Donald Trump plans to slash refugee admissions to lowest level since 2006

The Trump administration will allow no more than 45,000 refugees into the United States next year, officials said Tuesday, in what would be the lowest admissions level in more than a decade.


President Donald Trump is expected soon to announce the cap on refugee admissions following a lengthy debate within his administration about whether to go higher or lower.


The figure represents the maximum number of refugees the U.S. would be willing to accept.

The actual number of refugees who move to the United States could actually be much lower.




The administration had been considering a ceiling somewhere between 40,000 — which the Department of Homeland Security recommended — and 50,000, the State Department’s preferred level, officials said. The new figure appears to be a compromise that Cabinet officials felt would be palatable to the president.


Still, Trump’s stated opposition to accepting large numbers of refugees and hesitation among others in his administration mean the U.S. may not intend to fill all 45,000 slots in the 2018 fiscal year that starts Sunday. The U.S. hasn’t taken in so few refugees in a single year since 2006, when 41,223 were allowed entry.

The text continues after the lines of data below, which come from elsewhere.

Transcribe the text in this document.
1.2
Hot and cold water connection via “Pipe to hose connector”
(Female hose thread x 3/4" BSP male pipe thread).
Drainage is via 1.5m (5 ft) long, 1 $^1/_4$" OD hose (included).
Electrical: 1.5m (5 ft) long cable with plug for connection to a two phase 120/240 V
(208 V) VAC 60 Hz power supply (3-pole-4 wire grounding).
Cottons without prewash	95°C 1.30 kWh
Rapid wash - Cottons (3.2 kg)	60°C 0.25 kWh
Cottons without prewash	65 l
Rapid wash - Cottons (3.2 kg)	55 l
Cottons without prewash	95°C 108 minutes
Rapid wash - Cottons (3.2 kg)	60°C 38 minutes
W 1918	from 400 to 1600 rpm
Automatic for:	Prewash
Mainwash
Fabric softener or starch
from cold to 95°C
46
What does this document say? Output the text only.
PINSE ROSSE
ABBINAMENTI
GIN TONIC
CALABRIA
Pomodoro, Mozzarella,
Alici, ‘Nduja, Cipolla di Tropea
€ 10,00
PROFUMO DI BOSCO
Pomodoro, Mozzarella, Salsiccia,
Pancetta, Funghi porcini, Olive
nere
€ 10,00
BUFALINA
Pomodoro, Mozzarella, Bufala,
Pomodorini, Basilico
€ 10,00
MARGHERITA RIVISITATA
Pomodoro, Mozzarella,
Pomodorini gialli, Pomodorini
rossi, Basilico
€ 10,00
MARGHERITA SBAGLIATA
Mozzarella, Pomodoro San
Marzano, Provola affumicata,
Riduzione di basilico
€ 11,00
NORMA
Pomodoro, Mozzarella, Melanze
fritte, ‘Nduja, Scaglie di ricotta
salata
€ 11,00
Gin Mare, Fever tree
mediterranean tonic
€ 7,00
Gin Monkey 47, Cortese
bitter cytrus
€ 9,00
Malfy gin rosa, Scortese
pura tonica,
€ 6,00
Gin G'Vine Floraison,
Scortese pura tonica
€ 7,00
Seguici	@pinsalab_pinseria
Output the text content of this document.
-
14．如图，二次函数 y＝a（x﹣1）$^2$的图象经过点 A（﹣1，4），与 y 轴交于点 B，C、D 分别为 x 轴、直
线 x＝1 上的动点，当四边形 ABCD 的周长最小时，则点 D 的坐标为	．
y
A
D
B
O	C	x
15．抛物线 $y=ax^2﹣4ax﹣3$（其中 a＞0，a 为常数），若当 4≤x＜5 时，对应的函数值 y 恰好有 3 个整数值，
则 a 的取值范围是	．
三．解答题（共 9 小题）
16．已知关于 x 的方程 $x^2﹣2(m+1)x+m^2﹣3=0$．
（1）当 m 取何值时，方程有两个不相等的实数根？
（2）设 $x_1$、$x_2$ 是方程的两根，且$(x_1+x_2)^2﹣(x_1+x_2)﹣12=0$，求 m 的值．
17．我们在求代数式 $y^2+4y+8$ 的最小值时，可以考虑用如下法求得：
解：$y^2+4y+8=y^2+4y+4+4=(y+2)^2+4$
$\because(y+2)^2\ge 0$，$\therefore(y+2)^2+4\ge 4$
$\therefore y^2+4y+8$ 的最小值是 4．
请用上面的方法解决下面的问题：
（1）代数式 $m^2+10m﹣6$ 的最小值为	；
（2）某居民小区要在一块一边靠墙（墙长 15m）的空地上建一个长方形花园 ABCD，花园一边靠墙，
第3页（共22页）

The Wall Street Journal first reported on the decision. The paper said a decision is due by Saturday. Senior administration officials must first consult with Congress, as required by law.


All of the officials spoke on condition of anonymity because they were not authorized to publicly discuss internal deliberations. They said no decision was final until formally announced by the president. The State Department declined to comment on potential figures ahead of a presidential announcement.


Trump has until Sunday to determine how many refugees to admit. The U.S. welcomed 84,995 in fiscal year 2016, and former President Barack Obama had wanted to raise that number to 110,000 in 2017.


Worldwide, there were some 22.5 million refugees last year, according to the U.N. High Commissioner for Refugees, with many more people internally displaced within their home countries. The strong preference among aid groups and governments has been to seek conditions so refugees can return to their homes, rather than being permanently resettled in host countries.


Trump has made limiting immigration the centerpiece of his policy agenda. He temporarily banned visitors from a handful of Muslim-majority nations, has rescinded an Obama-era executive action protecting young immigrants from deportation and insisted he’ll build a wall along the southern border with Mexico.